Thanks to a $1 million grant from the U.S. Department of Health and Human Services, San Diego State University and the SDSU-Imperial Valley campus are working to create a larger pool of diverse baccalaureate prepared nurses to serve the largely Hispanic population of Imperial County.
With the Health Resources and Services grant, the School of Nursing at SDSU-IV will bring together organizations from around Imperial County to provide an opportunity for 70 SDSU-IV nursing students, who come from a minority background, to get a Bachelor of Science degree in nursing.
“This grant funding is critical to increasing the number of baccalaureate prepared RNs in Imperial County. It provides support for these nurses and encourages them to continue their education,” said, Philip Greiner, DNSc, RN, the program’s director.
This project is 100 percent federally funded, with more than 70 percent going directly to the students — including $375,000 over the course of three years to provide scholarships and stipends.
The program will prepare nursing students to provide care specific to the needs of Imperial Valley. Students will engage with local partners through the Imperial Valley Consortium for Nursing Workforce Development to address health-related concerns and increase awareness of cultural, ethnic, social, economic and political variables that influence health outcomes in Imperial County.

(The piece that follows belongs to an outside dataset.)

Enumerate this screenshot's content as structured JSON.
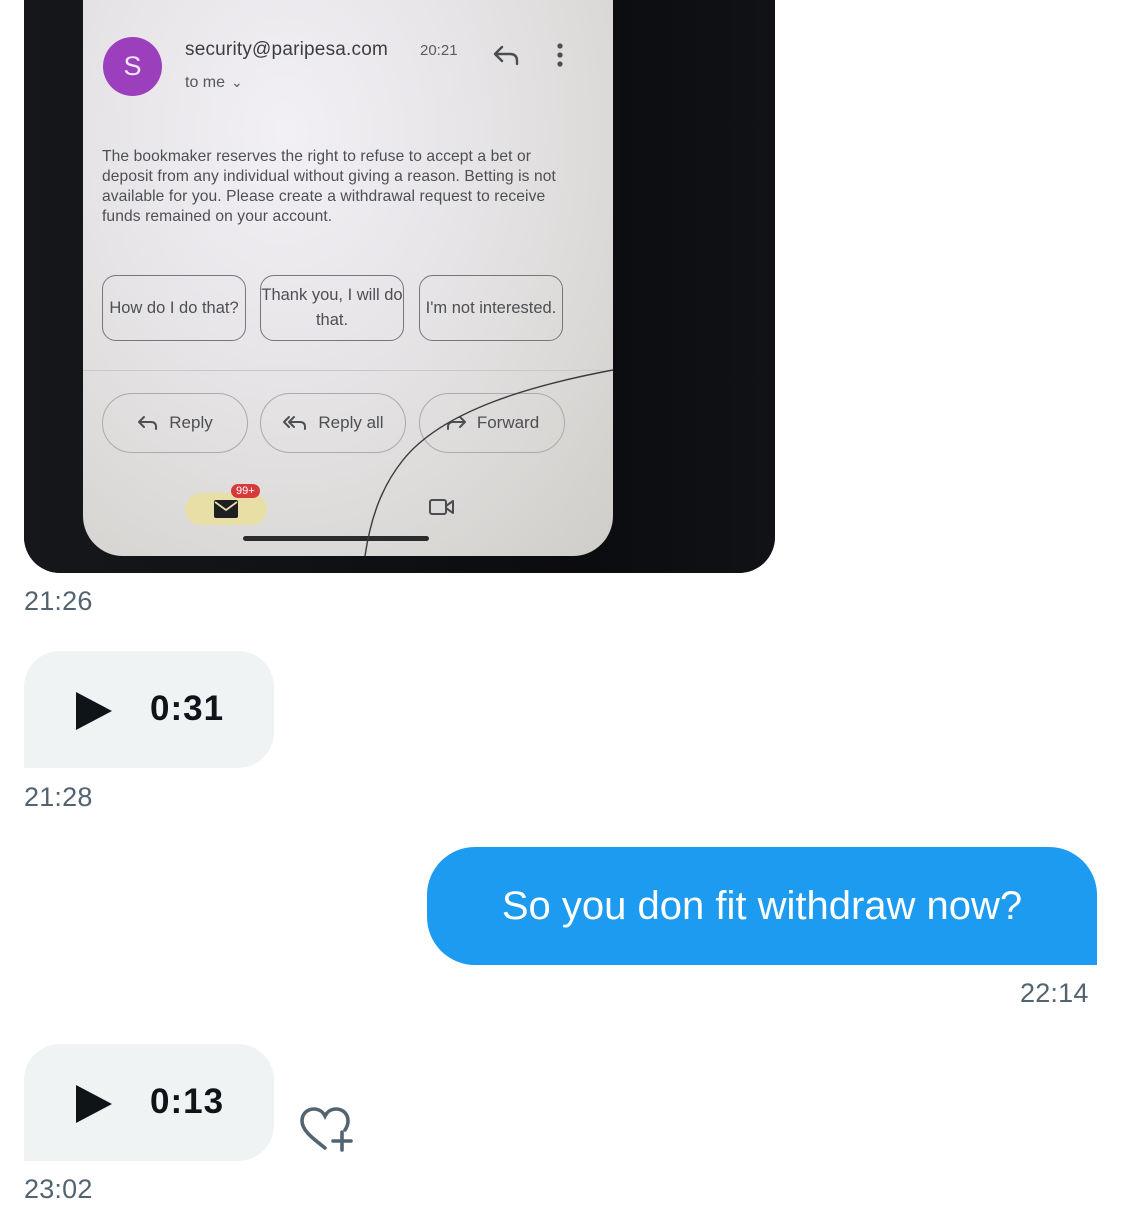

“Community partnerships are how we best tailor healthcare to meet the needs of the people we serve. In preparation for the Affordable Care Act, every community needs nurses who understand the communities in which they work,” said Greiner, who is also the director of the SDSU School of Nursing.
Participating organizations include health care institutions such as Clinicas de Salud del Pueblo, El Centro Regional Medical Center, Pioneers Memorial Hospital and other local and state partners, from Holtville Rotary to the U.S.-Mexico Border Health Commission.
Quality of care
Unique to the program’s curriculum, is instruction on the social determinants in health care, which can include education, unemployment, income, availability of healthy food and fitness opportunities. The program’s courses engage students in specific projects that require working within and bridging existing community partnerships.
“An important requirement of this grant is its emphasis of the social determinants of health, those health-related issues that influence a person’s ability to maintain health and function,” Greiner said.
“Community input and support around these issues will be a vital part of the education of these students.”
The SDSU Imperial Valley Consortium for Nursing Workforce Development grant was funded by the U.S. Department of Health and Human Services — Health Resources and Services Administration for $1,012,045 million in July 2013.